There are also great 8port switches which I know for certain support jumbo frames. If I get two is it the same as one 16port switch? How do I connect them? Any information would be great. I plan on hooking up my consoles perhaps and a print server as well. If you could recommend me a great wireless (G with wireless-N future capability maybe?) print server on the cheap, that'd be helpful too. Thanks again, to anyone who responds!
One more thing, there's also some advertised as being "copper." Does this mean they just run cooler or dissipate heat better?
You could get 8 port switches and connect them with a cross over cable, unless they have MDX ports (auto-crossover), in that case you can use a standard cable instead. If you pursue that path, you will loose 1 port on each switch, giving you an effective 14 port switch. The other thing you will loose is speed between the two switches; 1 16 portswitch will, in general, have a greater non-blocking backplane bandwidth than 2x8 port switches. (I can describe this more if you want.)
edit:
Never mind
The other thing is the '5-4-3 rule' for networking might come into play. You can only cascade so many devices on a network before having problems.

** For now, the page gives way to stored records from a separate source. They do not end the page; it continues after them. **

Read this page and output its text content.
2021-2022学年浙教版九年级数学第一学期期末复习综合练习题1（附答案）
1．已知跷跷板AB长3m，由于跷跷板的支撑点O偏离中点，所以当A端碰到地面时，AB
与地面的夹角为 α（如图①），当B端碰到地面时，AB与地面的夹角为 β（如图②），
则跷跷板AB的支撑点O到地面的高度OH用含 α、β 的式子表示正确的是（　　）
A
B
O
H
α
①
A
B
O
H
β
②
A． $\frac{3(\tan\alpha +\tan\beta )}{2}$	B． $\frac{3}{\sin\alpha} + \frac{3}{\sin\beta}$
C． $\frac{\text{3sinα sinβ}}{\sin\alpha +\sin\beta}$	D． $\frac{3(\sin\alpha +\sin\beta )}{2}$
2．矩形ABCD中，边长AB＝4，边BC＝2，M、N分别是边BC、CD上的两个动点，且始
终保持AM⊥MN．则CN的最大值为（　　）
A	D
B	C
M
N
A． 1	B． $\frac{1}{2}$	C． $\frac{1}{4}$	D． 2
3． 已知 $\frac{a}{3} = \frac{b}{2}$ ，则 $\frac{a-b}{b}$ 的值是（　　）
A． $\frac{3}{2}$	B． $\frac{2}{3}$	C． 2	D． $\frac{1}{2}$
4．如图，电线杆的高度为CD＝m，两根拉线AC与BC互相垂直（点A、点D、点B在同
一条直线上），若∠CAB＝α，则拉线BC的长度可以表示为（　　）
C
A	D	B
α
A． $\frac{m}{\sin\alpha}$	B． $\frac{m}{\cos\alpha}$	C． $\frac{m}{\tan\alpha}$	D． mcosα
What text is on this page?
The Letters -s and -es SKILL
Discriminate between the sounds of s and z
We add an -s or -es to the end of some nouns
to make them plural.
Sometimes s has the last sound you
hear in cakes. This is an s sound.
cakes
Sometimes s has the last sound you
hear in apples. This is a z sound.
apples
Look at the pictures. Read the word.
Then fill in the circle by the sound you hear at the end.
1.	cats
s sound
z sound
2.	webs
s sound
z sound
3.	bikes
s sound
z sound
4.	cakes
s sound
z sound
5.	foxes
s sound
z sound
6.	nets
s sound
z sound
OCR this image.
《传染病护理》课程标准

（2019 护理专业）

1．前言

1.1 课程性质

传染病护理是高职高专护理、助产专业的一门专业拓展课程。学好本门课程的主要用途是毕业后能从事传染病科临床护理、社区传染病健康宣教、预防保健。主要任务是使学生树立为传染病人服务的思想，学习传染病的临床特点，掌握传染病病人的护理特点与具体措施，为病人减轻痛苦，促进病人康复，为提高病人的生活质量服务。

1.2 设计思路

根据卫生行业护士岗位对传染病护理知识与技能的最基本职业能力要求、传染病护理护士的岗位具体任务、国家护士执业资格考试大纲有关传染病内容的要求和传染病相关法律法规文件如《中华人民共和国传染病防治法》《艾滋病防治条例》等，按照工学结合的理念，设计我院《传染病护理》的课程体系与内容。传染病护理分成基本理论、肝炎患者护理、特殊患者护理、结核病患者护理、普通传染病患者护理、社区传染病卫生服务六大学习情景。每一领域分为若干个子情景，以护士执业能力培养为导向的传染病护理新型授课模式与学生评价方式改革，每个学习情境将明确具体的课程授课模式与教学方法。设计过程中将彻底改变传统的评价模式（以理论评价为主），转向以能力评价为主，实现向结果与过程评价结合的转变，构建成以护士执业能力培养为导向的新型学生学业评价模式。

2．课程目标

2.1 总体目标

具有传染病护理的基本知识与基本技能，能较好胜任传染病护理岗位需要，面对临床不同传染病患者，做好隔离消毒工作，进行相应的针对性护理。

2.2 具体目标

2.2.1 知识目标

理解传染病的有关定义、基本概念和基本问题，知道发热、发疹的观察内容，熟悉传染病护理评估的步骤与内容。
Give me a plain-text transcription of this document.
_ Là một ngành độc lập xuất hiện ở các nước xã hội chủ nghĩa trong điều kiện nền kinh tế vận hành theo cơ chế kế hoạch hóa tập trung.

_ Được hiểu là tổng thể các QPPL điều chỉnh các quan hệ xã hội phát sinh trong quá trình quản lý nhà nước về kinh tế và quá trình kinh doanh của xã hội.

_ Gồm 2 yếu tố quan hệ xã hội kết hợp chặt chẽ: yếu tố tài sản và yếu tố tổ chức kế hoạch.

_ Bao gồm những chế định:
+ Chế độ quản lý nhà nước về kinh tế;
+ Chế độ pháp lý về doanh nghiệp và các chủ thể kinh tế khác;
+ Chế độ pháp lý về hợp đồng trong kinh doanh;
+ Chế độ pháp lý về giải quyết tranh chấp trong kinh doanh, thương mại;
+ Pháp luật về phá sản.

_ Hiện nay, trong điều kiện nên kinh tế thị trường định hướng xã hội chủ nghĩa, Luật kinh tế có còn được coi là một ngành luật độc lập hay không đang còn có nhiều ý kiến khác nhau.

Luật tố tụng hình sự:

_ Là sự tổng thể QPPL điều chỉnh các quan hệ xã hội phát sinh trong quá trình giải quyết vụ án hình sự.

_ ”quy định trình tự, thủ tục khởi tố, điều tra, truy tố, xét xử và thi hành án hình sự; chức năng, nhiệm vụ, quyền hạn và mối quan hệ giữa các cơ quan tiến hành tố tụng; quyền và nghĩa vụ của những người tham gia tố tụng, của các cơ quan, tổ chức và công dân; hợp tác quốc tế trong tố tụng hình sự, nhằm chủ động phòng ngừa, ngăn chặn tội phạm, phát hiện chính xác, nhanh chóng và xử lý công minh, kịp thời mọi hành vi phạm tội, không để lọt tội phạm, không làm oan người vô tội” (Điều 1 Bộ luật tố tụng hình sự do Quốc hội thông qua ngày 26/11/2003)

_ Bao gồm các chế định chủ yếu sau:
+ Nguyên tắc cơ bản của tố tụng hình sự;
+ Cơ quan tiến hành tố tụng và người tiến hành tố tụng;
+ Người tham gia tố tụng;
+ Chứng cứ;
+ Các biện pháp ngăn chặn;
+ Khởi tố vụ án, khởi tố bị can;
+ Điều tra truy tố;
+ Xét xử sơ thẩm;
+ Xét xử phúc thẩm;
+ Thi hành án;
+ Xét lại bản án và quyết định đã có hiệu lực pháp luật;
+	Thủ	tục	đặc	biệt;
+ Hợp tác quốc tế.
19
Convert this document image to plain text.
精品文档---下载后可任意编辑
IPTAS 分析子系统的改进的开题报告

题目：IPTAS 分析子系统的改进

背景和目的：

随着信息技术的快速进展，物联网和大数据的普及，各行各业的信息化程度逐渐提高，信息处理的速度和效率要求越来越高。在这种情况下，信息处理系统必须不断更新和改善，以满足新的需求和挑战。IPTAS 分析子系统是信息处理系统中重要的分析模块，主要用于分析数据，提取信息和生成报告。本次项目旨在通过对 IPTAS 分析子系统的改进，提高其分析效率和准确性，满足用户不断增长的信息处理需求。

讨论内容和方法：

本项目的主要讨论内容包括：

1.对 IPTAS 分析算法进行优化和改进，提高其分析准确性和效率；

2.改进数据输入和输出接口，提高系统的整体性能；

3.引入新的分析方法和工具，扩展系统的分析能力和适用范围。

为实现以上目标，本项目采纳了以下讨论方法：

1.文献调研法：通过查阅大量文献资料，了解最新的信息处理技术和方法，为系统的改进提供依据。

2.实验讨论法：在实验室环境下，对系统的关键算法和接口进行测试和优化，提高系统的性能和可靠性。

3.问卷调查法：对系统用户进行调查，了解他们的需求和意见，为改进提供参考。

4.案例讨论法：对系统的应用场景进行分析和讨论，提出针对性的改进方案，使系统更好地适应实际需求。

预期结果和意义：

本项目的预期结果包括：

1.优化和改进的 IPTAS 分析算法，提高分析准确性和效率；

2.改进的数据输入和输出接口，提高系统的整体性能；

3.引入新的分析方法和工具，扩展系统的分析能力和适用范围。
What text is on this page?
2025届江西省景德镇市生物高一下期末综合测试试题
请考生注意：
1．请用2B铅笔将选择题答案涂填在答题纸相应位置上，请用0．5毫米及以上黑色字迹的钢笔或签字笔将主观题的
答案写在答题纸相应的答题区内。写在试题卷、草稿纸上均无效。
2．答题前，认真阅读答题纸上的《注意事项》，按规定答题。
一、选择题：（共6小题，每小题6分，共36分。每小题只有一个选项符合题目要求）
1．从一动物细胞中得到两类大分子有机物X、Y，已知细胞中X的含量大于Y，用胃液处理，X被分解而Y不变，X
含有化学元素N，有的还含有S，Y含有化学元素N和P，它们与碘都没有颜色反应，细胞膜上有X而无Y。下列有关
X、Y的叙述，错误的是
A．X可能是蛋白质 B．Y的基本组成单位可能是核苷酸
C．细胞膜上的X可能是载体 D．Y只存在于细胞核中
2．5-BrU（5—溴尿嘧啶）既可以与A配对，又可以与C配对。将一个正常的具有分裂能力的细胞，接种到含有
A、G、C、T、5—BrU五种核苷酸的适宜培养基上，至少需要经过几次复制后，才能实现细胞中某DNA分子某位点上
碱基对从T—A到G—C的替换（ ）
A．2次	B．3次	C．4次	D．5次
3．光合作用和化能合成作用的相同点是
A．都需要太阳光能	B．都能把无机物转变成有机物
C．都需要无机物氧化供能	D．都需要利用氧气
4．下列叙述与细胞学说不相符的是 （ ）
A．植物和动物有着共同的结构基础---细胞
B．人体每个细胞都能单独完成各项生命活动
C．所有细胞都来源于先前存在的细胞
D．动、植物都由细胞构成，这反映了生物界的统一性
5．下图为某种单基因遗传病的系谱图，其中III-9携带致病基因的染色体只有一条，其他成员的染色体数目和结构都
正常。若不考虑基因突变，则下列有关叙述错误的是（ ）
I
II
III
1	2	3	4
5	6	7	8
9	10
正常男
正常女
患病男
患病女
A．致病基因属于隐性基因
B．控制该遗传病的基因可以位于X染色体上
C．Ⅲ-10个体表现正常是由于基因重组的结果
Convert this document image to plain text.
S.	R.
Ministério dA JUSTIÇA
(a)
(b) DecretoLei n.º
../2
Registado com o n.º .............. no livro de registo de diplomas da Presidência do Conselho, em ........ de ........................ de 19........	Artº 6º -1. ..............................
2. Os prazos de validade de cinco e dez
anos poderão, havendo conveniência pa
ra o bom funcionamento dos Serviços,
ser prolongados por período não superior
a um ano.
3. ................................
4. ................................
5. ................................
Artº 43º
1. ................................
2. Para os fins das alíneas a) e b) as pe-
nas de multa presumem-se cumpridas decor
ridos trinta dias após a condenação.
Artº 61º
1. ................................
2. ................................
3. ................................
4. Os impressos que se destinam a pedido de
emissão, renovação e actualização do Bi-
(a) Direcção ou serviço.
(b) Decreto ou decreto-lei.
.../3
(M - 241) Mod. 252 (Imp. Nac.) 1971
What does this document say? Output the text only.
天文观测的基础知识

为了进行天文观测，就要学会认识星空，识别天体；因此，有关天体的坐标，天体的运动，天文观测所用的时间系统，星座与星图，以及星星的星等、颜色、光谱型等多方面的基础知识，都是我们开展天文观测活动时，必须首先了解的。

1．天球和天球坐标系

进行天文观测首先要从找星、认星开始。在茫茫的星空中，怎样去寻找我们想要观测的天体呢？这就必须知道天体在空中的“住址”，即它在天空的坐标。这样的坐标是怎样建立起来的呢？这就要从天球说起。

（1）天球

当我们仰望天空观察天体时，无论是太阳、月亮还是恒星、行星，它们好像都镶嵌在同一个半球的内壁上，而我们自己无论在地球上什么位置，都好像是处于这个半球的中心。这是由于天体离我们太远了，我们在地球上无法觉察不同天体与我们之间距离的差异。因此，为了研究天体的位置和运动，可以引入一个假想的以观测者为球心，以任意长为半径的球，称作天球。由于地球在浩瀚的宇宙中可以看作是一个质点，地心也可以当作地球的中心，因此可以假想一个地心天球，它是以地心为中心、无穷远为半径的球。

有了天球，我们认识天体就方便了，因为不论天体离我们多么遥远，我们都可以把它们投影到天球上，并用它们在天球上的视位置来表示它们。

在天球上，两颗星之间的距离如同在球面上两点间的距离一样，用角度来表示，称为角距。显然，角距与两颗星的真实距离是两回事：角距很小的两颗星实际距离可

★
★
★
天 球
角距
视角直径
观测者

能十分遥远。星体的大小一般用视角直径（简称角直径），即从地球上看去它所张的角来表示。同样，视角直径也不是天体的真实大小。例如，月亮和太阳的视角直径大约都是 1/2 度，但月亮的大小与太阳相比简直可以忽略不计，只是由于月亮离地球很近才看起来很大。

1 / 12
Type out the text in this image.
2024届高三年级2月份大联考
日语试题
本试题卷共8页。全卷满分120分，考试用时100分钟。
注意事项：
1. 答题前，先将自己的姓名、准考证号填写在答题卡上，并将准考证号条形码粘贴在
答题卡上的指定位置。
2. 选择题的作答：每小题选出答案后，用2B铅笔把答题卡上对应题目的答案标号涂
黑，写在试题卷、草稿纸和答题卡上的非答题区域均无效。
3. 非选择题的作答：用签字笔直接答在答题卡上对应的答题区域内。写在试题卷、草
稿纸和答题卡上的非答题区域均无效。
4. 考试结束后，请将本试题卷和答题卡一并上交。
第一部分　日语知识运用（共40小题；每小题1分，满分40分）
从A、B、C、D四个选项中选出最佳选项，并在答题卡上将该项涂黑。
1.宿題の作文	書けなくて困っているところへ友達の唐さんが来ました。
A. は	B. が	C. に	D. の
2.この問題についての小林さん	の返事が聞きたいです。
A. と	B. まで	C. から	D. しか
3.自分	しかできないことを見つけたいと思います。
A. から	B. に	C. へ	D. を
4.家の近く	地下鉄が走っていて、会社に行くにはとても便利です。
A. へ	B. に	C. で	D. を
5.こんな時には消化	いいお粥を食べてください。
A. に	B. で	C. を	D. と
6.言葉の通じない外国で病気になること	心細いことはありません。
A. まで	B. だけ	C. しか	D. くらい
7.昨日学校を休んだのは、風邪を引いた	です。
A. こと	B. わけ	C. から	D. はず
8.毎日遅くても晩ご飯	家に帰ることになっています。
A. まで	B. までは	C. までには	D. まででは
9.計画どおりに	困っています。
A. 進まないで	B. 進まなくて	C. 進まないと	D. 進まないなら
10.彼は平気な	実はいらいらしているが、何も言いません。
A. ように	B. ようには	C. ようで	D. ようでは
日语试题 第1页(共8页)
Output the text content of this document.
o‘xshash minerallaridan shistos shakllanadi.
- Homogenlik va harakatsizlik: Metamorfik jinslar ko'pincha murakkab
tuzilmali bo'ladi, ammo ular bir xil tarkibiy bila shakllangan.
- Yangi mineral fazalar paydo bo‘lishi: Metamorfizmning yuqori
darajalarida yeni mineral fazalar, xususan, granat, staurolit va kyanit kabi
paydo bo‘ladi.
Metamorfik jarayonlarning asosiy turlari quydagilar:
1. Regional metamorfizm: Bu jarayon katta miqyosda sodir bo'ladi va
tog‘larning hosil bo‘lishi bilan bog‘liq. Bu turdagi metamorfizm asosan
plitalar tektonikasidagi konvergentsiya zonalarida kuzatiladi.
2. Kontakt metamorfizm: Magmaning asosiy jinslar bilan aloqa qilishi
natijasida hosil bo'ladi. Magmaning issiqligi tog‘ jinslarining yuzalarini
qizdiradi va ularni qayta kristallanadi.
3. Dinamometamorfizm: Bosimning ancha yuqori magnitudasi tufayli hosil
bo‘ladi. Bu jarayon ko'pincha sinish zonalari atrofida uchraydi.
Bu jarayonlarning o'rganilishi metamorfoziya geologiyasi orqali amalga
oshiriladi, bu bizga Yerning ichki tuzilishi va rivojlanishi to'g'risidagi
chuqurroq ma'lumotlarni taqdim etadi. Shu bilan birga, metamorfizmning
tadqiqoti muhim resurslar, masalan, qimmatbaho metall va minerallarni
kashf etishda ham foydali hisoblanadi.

{Router}--{Gigabit switch}--{Gigabit switch}--{wireless access point}
I never really understood if this applied to switched networks or just 'hubs'
Can't help you with a wireless print server, my experience is with wired. I have a built in printserver on my OKI 5150 (works great) and prior had a Intel 3 port print server connected to a HP 5L (old laser -worked good) and a HP 11x17 inkjet (worked but was a PITA) I would recomend avoiding wireless and get a wired device (preferably built into the printer), may save you many headaches.
Copper just means they use copper cabling as noted above, fiber (or rare now, coax) are the other options. Fiber is common enough with gigabit to need to differentiate.